This study evaluated the neoadjuvant treatment efficacy of the TLR9 agonist Vidutolimod combined with the PD-1 inhibitor Nivolumab in patients with high-risk resectable melanoma, demonstrating a major pathological response (MPR) rate of 55%. It also revealed unique tumor microenvironment and gut microbiome characteristics associated with MPR, providing new biomarkers and a potential predictive model for melanoma immunotherapy.
Literature Overview
This article, 'Neoadjuvant Vidutolimod and Nivolumab in High-Risk Resectable Melanoma', published in the journal Cancer Cell, reviews and summarizes the application of combined TLR9 agonist and PD-1 inhibitor therapy in melanoma. Using multi-omics analysis and machine learning methods, the study uncovered the tumor microenvironment and gut microbiome features associated with major pathological responses, offering potential predictive tools for optimizing future immunotherapy regimens.
Background Knowledge
Melanoma is a highly malignant skin tumor, and the prognosis for patients with advanced disease remains poor. While PD-1 inhibitors have significantly improved survival rates in melanoma patients, a substantial proportion still do not respond to treatment. TLR9 agonists promote anti-tumor immune activation by stimulating plasmacytoid dendritic cells (pDCs) and inducing type I interferon. This study aims to evaluate the efficacy and mechanisms of Vidutolimod (TLR9 agonist) combined with Nivolumab (PD-1 inhibitor) in neoadjuvant treatment of high-risk melanoma patients, focusing particularly on immune activation within the tumor microenvironment, peripheral T cell proliferation, and gut microbiome characteristics. Using GeoMX DSP, Visium spatial transcriptomics, flow cytometry, and metagenomic sequencing, the study systematically identified biomarkers associated with treatment response, providing potential predictive tools for personalized immunotherapy.
Research Methods and Experiments
The study enrolled 31 evaluable patients with stage III melanoma who received combined treatment with Vidutolimod and Nivolumab. Immunohistochemistry, flow cytometry, GeoMX DSP, Visium spatial transcriptomics, and metagenomic sequencing were used to evaluate changes in the tumor microenvironment, peripheral immune cells, and gut microbiome. Additionally, a random forest machine learning model was employed to predict the likelihood of major pathological response (MPR).

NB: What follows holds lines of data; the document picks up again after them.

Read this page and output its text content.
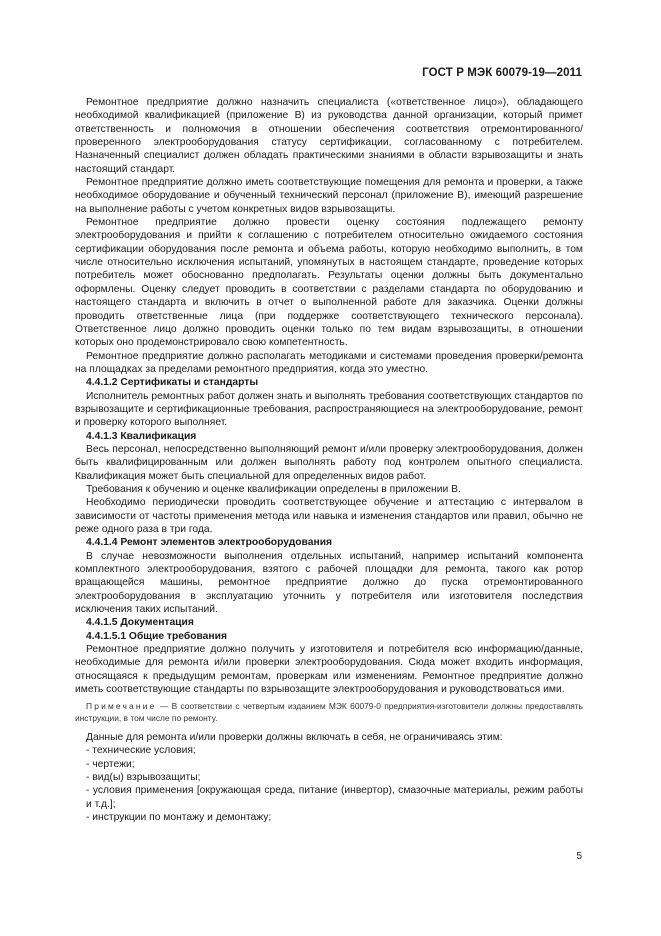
ГОСТ Р МЭК 60079-19—2011

Ремонтное предприятие должно назначить специалиста («ответственное лицо»), обладающего необходимой квалификацией (приложение В) из руководства данной организации, который примет ответственность и полномочия в отношении обеспечения соответствия отремонтированного/проверенного электрооборудования статусу сертификации, согласованному с потребителем. Назначенный специалист должен обладать практическими знаниями в области взрывозащиты и знать настоящий стандарт.

Ремонтное предприятие должно иметь соответствующие помещения для ремонта и проверки, а также необходимое оборудование и обученный технический персонал (приложение В), имеющий разрешение на выполнение работы с учетом конкретных видов взрывозащиты.

Ремонтное предприятие должно провести оценку состояния подлежащего ремонту электрооборудования и прийти к соглашению с потребителем относительно ожидаемого состояния сертификации оборудования после ремонта и объема работы, которую необходимо выполнить, в том числе относительно исключения испытаний, упомянутых в настоящем стандарте, проведение которых потребитель может обоснованно предполагать. Результаты оценки должны быть документально оформлены. Оценку следует проводить в соответствии с разделами стандарта по оборудованию и настоящего стандарта и включить в отчет о выполненной работе для заказчика. Оценки должны проводить ответственные лица (при поддержке соответствующего технического персонала). Ответственное лицо должно проводить оценки только по тем видам взрывозащиты, в отношении которых оно продемонстрировало свою компетентность.

Ремонтное предприятие должно располагать методиками и системами проведения проверки/ремонта на площадках за пределами ремонтного предприятия, когда это уместно.

4.4.1.2 Сертификаты и стандарты

Исполнитель ремонтных работ должен знать и выполнять требования соответствующих стандартов по взрывозащите и сертификационные требования, распространяющиеся на электрооборудование, ремонт и проверку которого выполняет.

4.4.1.3 Квалификация

Весь персонал, непосредственно выполняющий ремонт и/или проверку электрооборудования, должен быть квалифицированным или должен выполнять работу под контролем опытного специалиста. Квалификация может быть специальной для определенных видов работ.

Требования к обучению и оценке квалификации определены в приложении В.

Необходимо периодически проводить соответствующее обучение и аттестацию с интервалом в зависимости от частоты применения метода или навыка и изменения стандартов или правил, обычно не реже одного раза в три года.

4.4.1.4 Ремонт элементов электрооборудования

В случае невозможности выполнения отдельных испытаний, например испытаний компонента комплектного электрооборудования, взятого с рабочей площадки для ремонта, такого как ротор вращающейся машины, ремонтное предприятие должно до пуска отремонтированного электрооборудования в эксплуатацию уточнить у потребителя или изготовителя последствия исключения таких испытаний.

4.4.1.5 Документация

4.4.1.5.1 Общие требования

Ремонтное предприятие должно получить у изготовителя и потребителя всю информацию/данные, необходимые для ремонта и/или проверки электрооборудования. Сюда может входить информация, относящаяся к предыдущим ремонтам, проверкам или изменениям. Ремонтное предприятие должно иметь соответствующие стандарты по взрывозащите электрооборудования и руководствоваться ими.

Примечание — В соответствии с четвертым изданием МЭК 60079-0 предприятия-изготовители должны предоставлять инструкции, в том числе по ремонту.

Данные для ремонта и/или проверки должны включать в себя, не ограничиваясь этим:

- технические условия;

- чертежи;

- вид(ы) взрывозащиты;

- условия применения [окружающая среда, питание (инвертор), смазочные материалы, режим работы и т.д.];

- инструкции по монтажу и демонтажу;

5
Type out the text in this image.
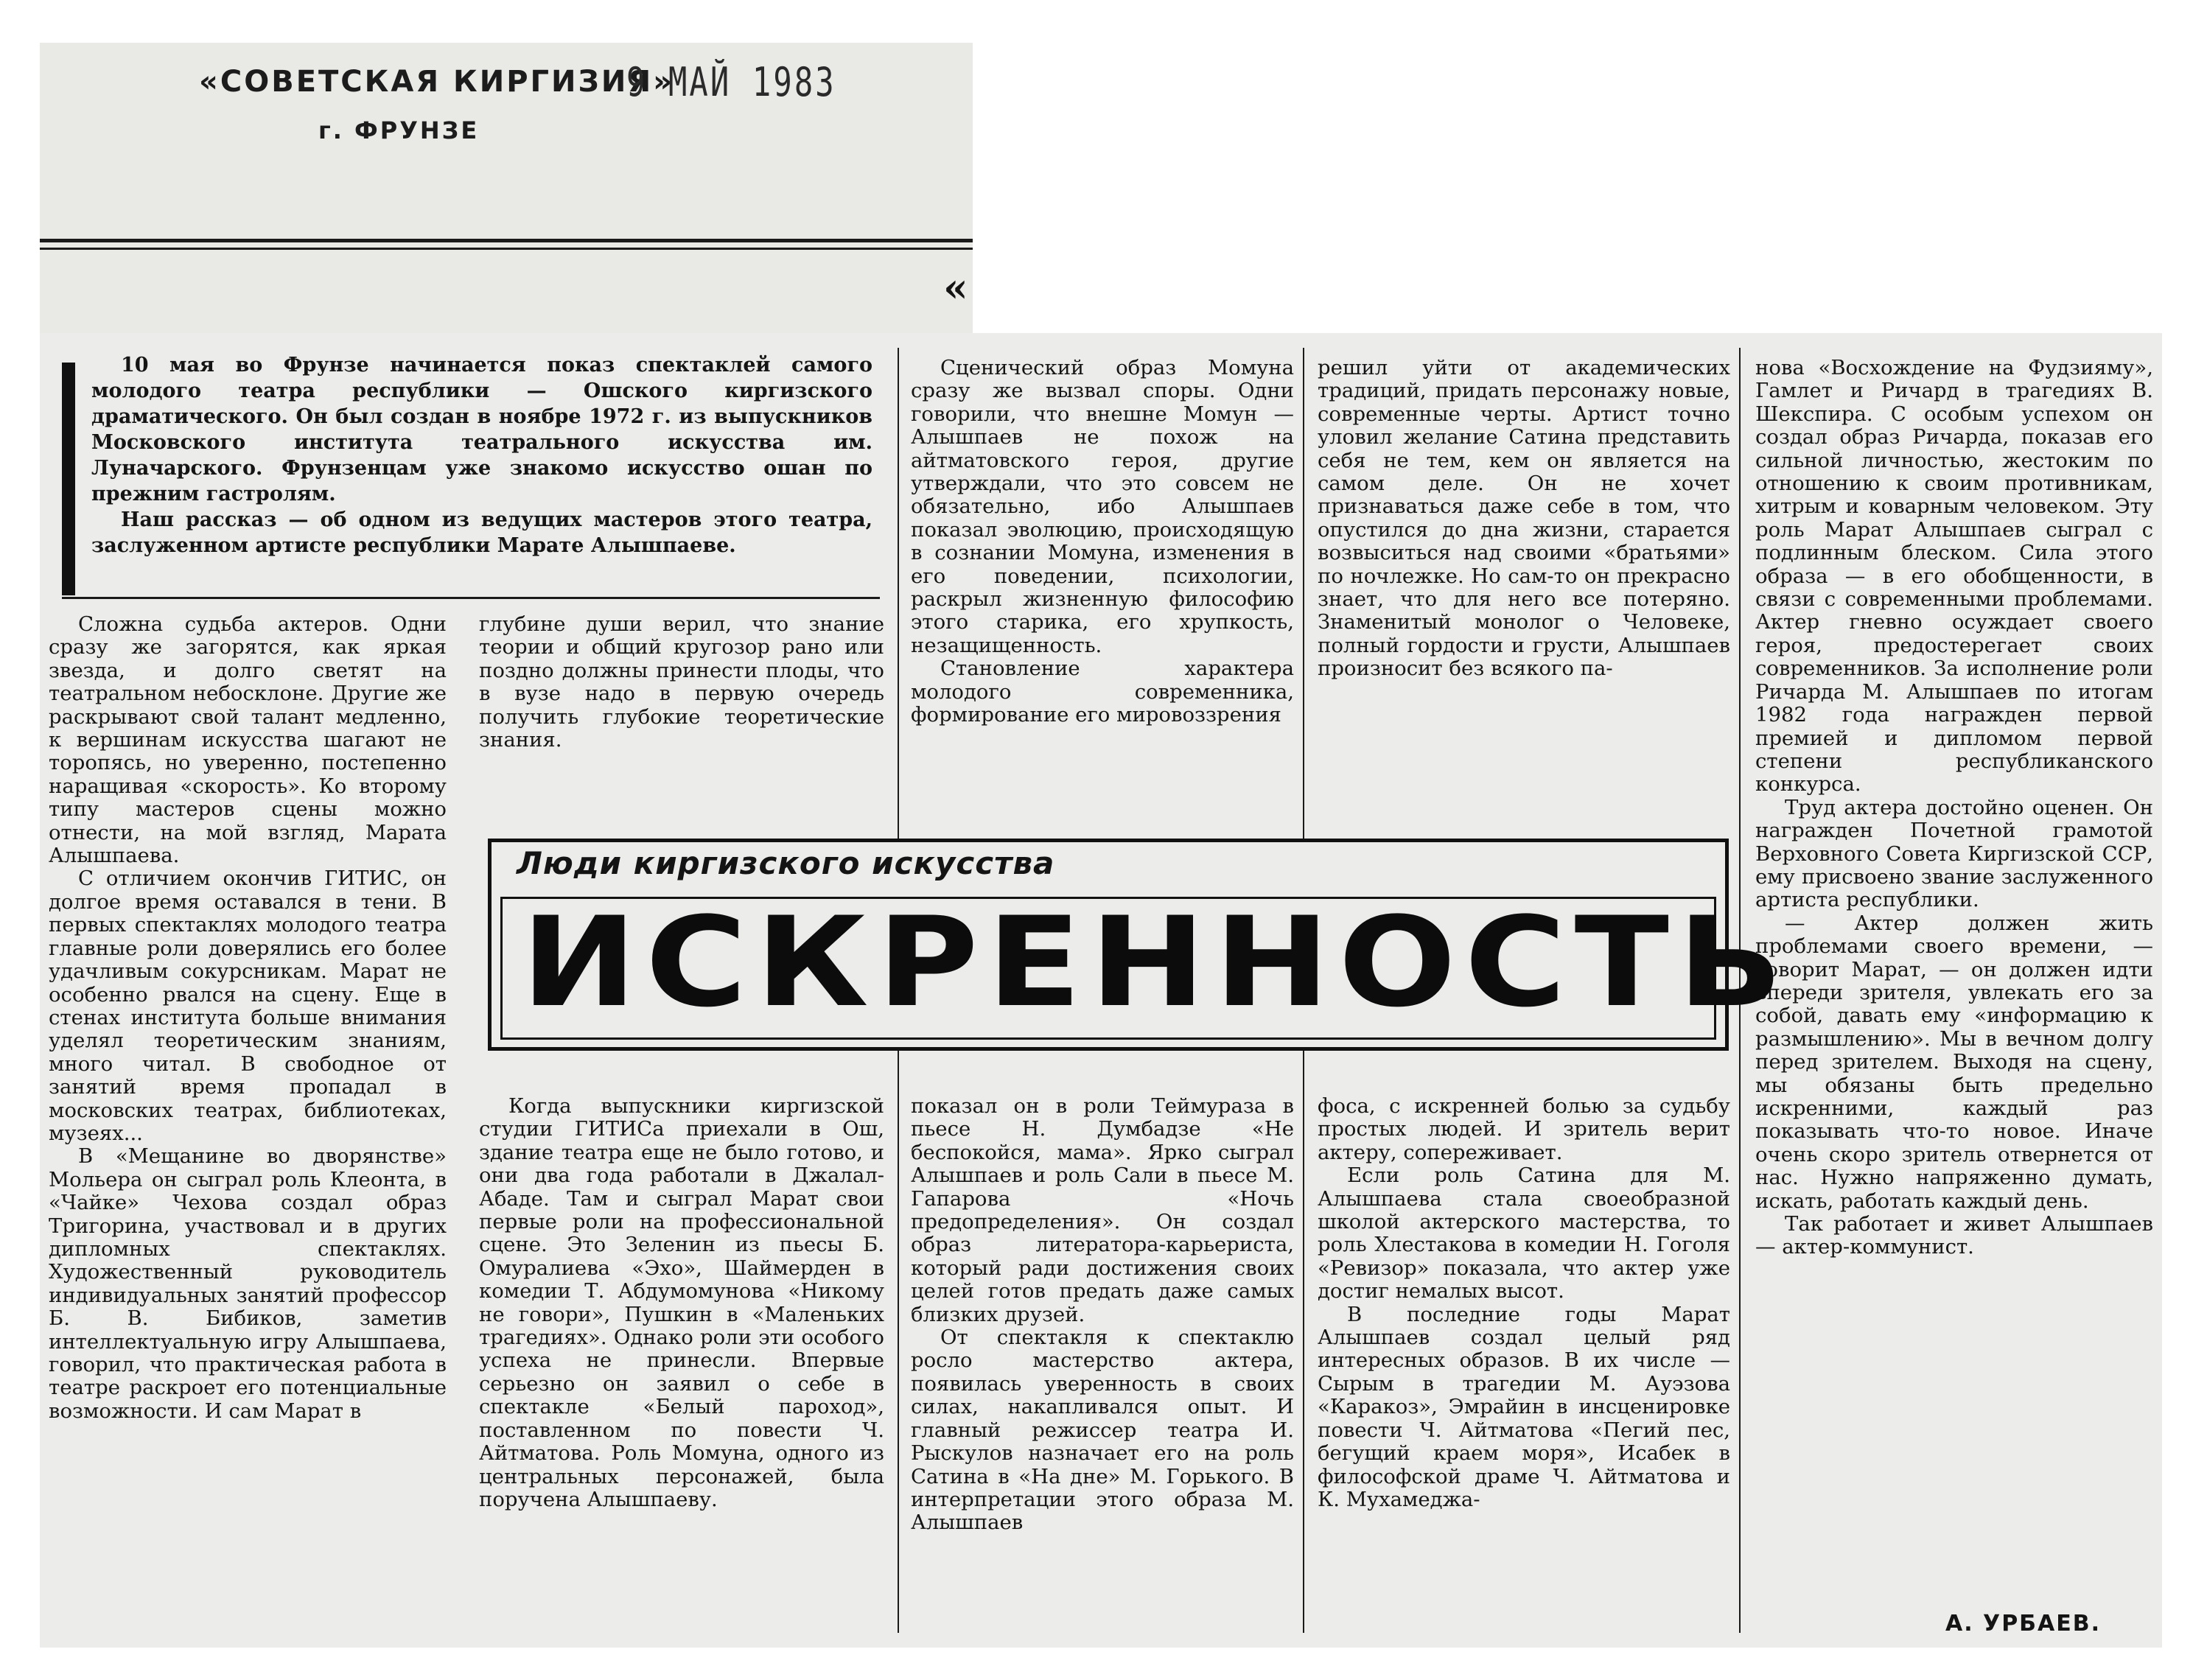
«СОВЕТСКАЯ КИРГИЗИЯ»
г. ФРУНЗЕ
9 МАЙ 1983
«

10 мая во Фрунзе начинается показ спектаклей самого молодого театра республики — Ошского киргизского драматического. Он был создан в ноябре 1972 г. из выпускников Московского института театрального искусства им. Луначарского. Фрунзенцам уже знакомо искусство ошан по прежним гастролям.

Наш рассказ — об одном из ведущих мастеров этого театра, заслуженном артисте республики Марате Алышпаеве.

Сложна судьба актеров. Одни сразу же загорятся, как яркая звезда, и долго светят на театральном небосклоне. Другие же раскрывают свой талант медленно, к вершинам искусства шагают не торопясь, но уверенно, постепенно наращивая «скорость». Ко второму типу мастеров сцены можно отнести, на мой взгляд, Марата Алышпаева.

С отличием окончив ГИТИС, он долгое время оставался в тени. В первых спектаклях молодого театра главные роли доверялись его более удачливым сокурсникам. Марат не особенно рвался на сцену. Еще в стенах института больше внимания уделял теоретическим знаниям, много читал. В свободное от занятий время пропадал в московских театрах, библиотеках, музеях...

В «Мещанине во дворянстве» Мольера он сыграл роль Клеонта, в «Чайке» Чехова создал образ Тригорина, участвовал и в других дипломных спектаклях. Художественный руководитель индивидуальных занятий профессор Б. В. Бибиков, заметив интеллектуальную игру Алышпаева, говорил, что практическая работа в театре раскроет его потенциальные возможности. И сам Марат в

глубине души верил, что знание теории и общий кругозор рано или поздно должны принести плоды, что в вузе надо в первую очередь получить глубокие теоретические знания.

Сценический образ Момуна сразу же вызвал споры. Одни говорили, что внешне Момун — Алышпаев не похож на айтматовского героя, другие утверждали, что это совсем не обязательно, ибо Алышпаев показал эволюцию, происходящую в сознании Момуна, изменения в его поведении, психологии, раскрыл жизненную философию этого старика, его хрупкость, незащищенность.

Становление характера молодого современника, формирование его мировоззрения

решил уйти от академических традиций, придать персонажу новые, современные черты. Артист точно уловил желание Сатина представить себя не тем, кем он является на самом деле. Он не хочет признаваться даже себе в том, что опустился до дна жизни, старается возвыситься над своими «братьями» по ночлежке. Но сам-то он прекрасно знает, что для него все потеряно. Знаменитый монолог о Человеке, полный гордости и грусти, Алышпаев произносит без всякого па-

нова «Восхождение на Фудзияму», Гамлет и Ричард в трагедиях В. Шекспира. С особым успехом он создал образ Ричарда, показав его сильной личностью, жестоким по отношению к своим противникам, хитрым и коварным человеком. Эту роль Марат Алышпаев сыграл с подлинным блеском. Сила этого образа — в его обобщенности, в связи с современными проблемами. Актер гневно осуждает своего героя, предостерегает своих современников. За исполнение роли Ричарда М. Алышпаев по итогам 1982 года награжден первой премией и дипломом первой степени республиканского конкурса.

Труд актера достойно оценен. Он награжден Почетной грамотой Верховного Совета Киргизской ССР, ему присвоено звание заслуженного артиста республики.

— Актер должен жить проблемами своего времени, — говорит Марат, — он должен идти впереди зрителя, увлекать его за собой, давать ему «информацию к размышлению». Мы в вечном долгу перед зрителем. Выходя на сцену, мы обязаны быть предельно искренними, каждый раз показывать что-то новое. Иначе очень скоро зритель отвернется от нас. Нужно напряженно думать, искать, работать каждый день.

Так работает и живет Алышпаев — актер-коммунист.

Люди киргизского искусства
ИСКРЕННОСТЬ

Когда выпускники киргизской студии ГИТИСа приехали в Ош, здание театра еще не было готово, и они два года работали в Джалал-Абаде. Там и сыграл Марат свои первые роли на профессиональной сцене. Это Зеленин из пьесы Б. Омуралиева «Эхо», Шаймерден в комедии Т. Абдумомунова «Никому не говори», Пушкин в «Маленьких трагедиях». Однако роли эти особого успеха не принесли. Впервые серьезно он заявил о себе в спектакле «Белый пароход», поставленном по повести Ч. Айтматова. Роль Момуна, одного из центральных персонажей, была поручена Алышпаеву.

показал он в роли Теймураза в пьесе Н. Думбадзе «Не беспокойся, мама». Ярко сыграл Алышпаев и роль Сали в пьесе М. Гапарова «Ночь предопределения». Он создал образ литератора-карьериста, который ради достижения своих целей готов предать даже самых близких друзей.

От спектакля к спектаклю росло мастерство актера, появилась уверенность в своих силах, накапливался опыт. И главный режиссер театра И. Рыскулов назначает его на роль Сатина в «На дне» М. Горького. В интерпретации этого образа М. Алышпаев

фоса, с искренней болью за судьбу простых людей. И зритель верит актеру, сопереживает.

Если роль Сатина для М. Алышпаева стала своеобразной школой актерского мастерства, то роль Хлестакова в комедии Н. Гоголя «Ревизор» показала, что актер уже достиг немалых высот.

В последние годы Марат Алышпаев создал целый ряд интересных образов. В их числе — Сырым в трагедии М. Ауэзова «Каракоз», Эмрайин в инсценировке повести Ч. Айтматова «Пегий пес, бегущий краем моря», Исабек в философской драме Ч. Айтматова и К. Мухамеджа-

А. УРБАЕВ.
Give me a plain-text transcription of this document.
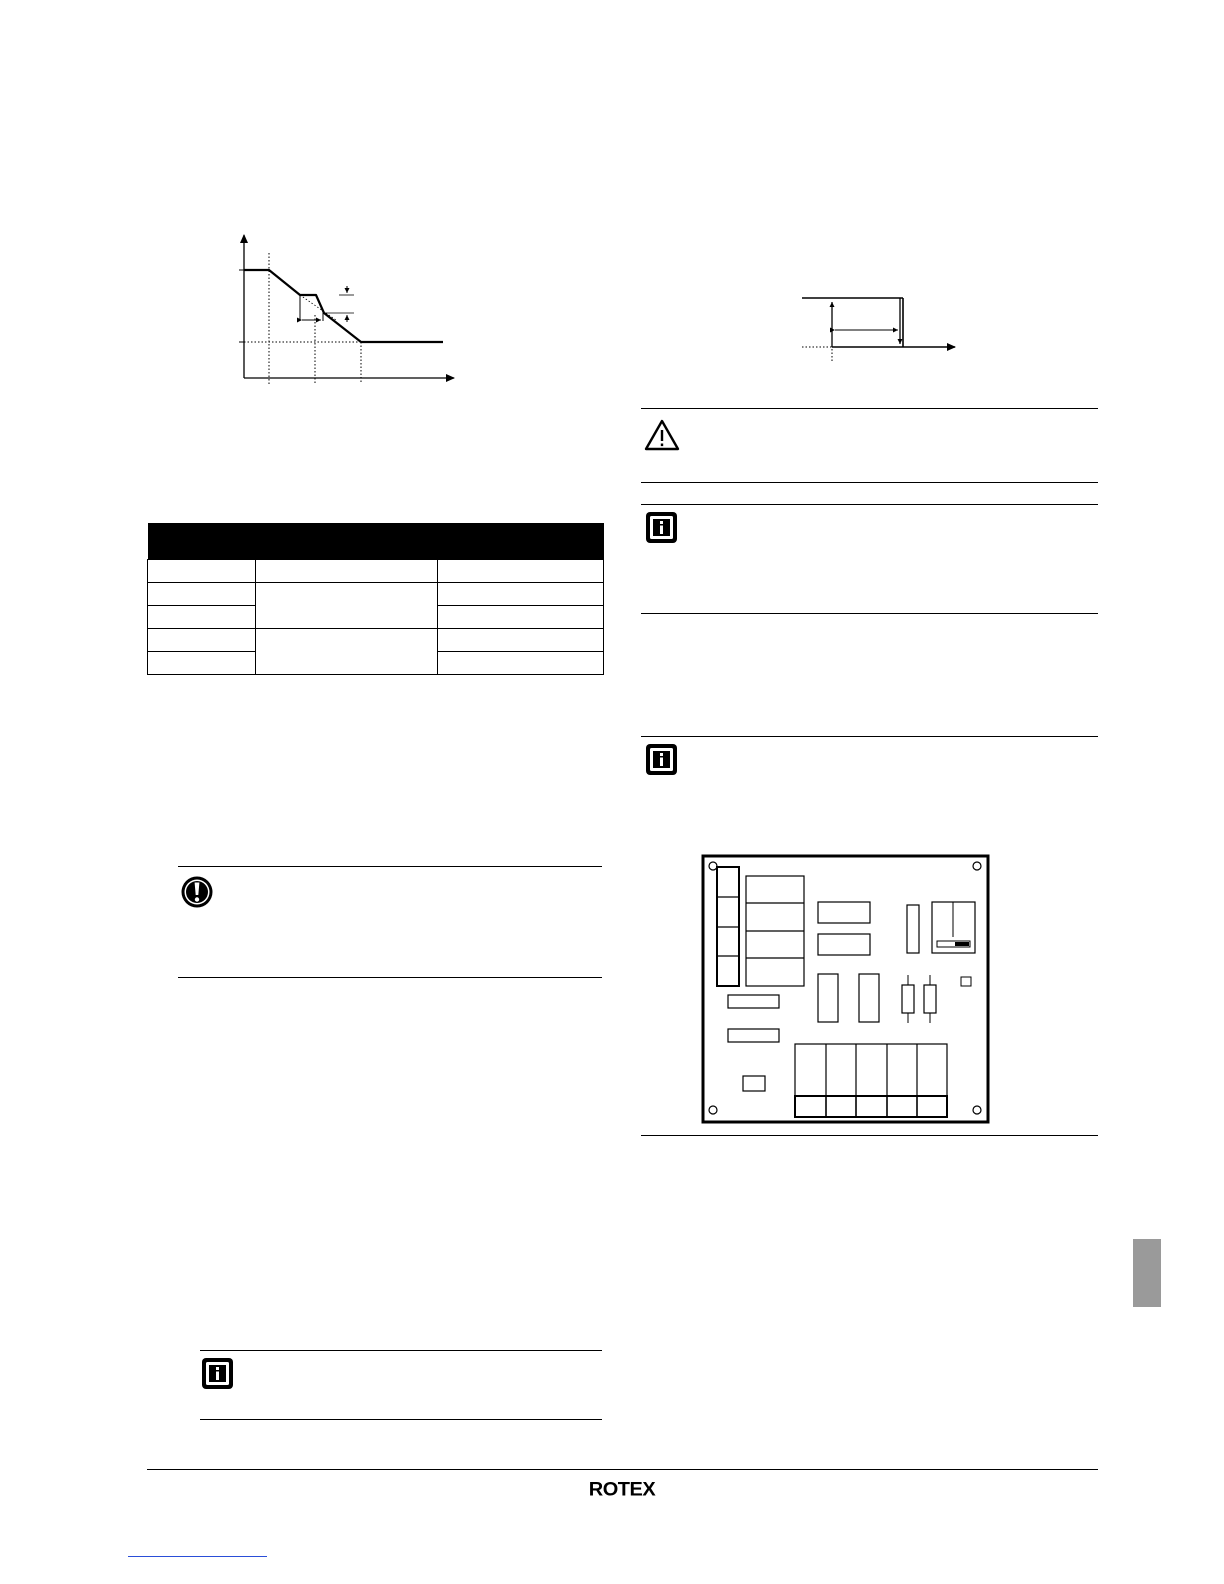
ROTEX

Key Conclusions and Perspectives
Research Significance and Prospects
The study provides potential immune and microbiome biomarkers for melanoma neoadjuvant therapy, supporting the synergistic role of TLR9 agonists and PD-1 inhibitors in activating anti-tumor immunity. Future studies should include larger randomized controlled trials to validate these findings and explore the application of gut microbiota modulation in enhancing immunotherapy response.
Conclusion
This study systematically analyzed the immune activation mechanisms and gut microbiome features associated with combination TLR9 agonist and PD-1 inhibitor therapy in melanoma, identifying distinct immune cell infiltration patterns and microbiome compositions in MPR patients. These findings provide potential predictive markers for optimizing melanoma immunotherapy and suggest that gut microbiota may serve as a target for personalized treatment. The results highlight the importance of both local tumor microenvironment and systemic immune activation in therapeutic response, offering mechanistic insights for future combination immunotherapy strategies.